BAE, İhvan-ı Müslimin bağlantılı 11 kişi ve 8 kuruluşu terör listesine aldı
BAE, Müslüman Kardeşler'le bağlantıları olduğu iddia edilen 19 kişi ve kuruluşu 'terör listesine' ekledi.
BAE, Müslüman Kardeşler ile bağlantılı olduğu iddia edilen 11 kişi ve Birleşik Krallık merkezli 8 kuruluşu "terör listesine" ekledi.

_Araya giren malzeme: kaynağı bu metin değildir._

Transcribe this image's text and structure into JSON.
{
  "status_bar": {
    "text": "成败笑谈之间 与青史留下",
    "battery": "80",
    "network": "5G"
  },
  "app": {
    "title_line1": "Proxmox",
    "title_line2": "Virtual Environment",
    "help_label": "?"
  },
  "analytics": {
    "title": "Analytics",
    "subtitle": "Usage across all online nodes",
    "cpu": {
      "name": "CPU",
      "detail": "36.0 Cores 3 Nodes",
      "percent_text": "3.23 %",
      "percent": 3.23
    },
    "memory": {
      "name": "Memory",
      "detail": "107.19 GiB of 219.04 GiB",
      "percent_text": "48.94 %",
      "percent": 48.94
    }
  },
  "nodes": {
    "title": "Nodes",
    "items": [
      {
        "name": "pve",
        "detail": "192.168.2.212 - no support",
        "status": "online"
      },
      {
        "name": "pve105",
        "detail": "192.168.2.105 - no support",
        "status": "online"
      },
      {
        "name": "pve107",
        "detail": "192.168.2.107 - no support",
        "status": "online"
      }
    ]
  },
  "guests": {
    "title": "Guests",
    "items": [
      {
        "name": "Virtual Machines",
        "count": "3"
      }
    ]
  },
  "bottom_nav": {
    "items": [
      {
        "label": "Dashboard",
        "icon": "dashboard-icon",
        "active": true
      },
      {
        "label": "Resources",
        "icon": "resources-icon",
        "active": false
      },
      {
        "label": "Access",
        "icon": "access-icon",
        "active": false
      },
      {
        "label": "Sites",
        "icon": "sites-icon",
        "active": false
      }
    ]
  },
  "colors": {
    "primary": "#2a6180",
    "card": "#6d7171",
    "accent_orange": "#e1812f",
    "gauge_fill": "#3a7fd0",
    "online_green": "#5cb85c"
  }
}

Karar, "terörizmi destekleyen bireyler ve kuruluşların onaylanmış listesine 11 birey ve 8 kuruluşun dahil edilmesini onaylayan" BAE Bakanlar Kurulu tarafından alındı. Bu gelişme, BAE'nin resmi haber ajansı WAM tarafından bildirildi.
WAM'a göre, "Bu adım, terörizmin finansmanı ve doğrudan ya da dolaylı olarak ilişkili faaliyetlerle bağlantılı ağları hedef alma ve dağıtma konusunda BAE'nin yerel ve uluslararası düzeyde süregelen çabalarının bir parçasıdır."
Hedef alınan 11 kişinin çoğunluğunun Emirlik vatandaşı olduğu belirtildi.
Şiddeti reddeden bir İslami hareket olan Müslüman Kardeşler, birçok Arap ülkesinde aktiftir. 2012 yılında, hareketin adayı Muhammed Mursi, Mısır'da yapılan demokratik başkanlık seçimlerini kazanmıştı.
Bir yıl sonra bir askeri darbe ile görevden alındı ve Mısır, mevcut Cumhurbaşkanı Abdülfettah es-Sisi'nin yönetimi altında otoriter bir rejime geri döndü. BAE, darbenin ardından Sisi'ye önemli destek sağladı.
Abu Dabi, 2014 yılında Müslüman Kardeşler'i ve yerel bağlantılarını "terörist gruplar" olarak resmen ilan etti ve hareketle bağlantılı bireylerin, bilhassa "BAE94" olarak bilinen kişilerin gözaltına alınmasının ardından bu adımı attı.
Bu hafta başında Lübnan hükümeti, Müslüman Kardeşler'e yakın olduğu düşünülen merhum din adamı Yusuf el-Karadavi'nin oğlu Abdulrahman el-Karadavi'yi BAE'ye iade etme kararı aldı.
Mısırlı asıllı olan Abdulrahman el-Karadavi, avukatı Muhammed Sabluh ve insan hakları örgütü Uluslararası Af Örgütü'ne göre, Aralık ayı sonunda Suriye'den döndükten sonra Lübnan'da gözaltına alındı.
Suriye'de, eski Cumhurbaşkanı Beşar Esad'a karşı ayaklanmanın başarısını kutlayan ve BAE dahil olmak üzere bölgesel hükümetleri eleştiren bir video çekmişti.
Onun BAE'ye iadesi kararı, kampanyacılar arasında büyük bir tepkiye yol açtı. Kampanyacılar, bunun uluslararası hukukun ağır bir ihlali olduğunu ifade etti.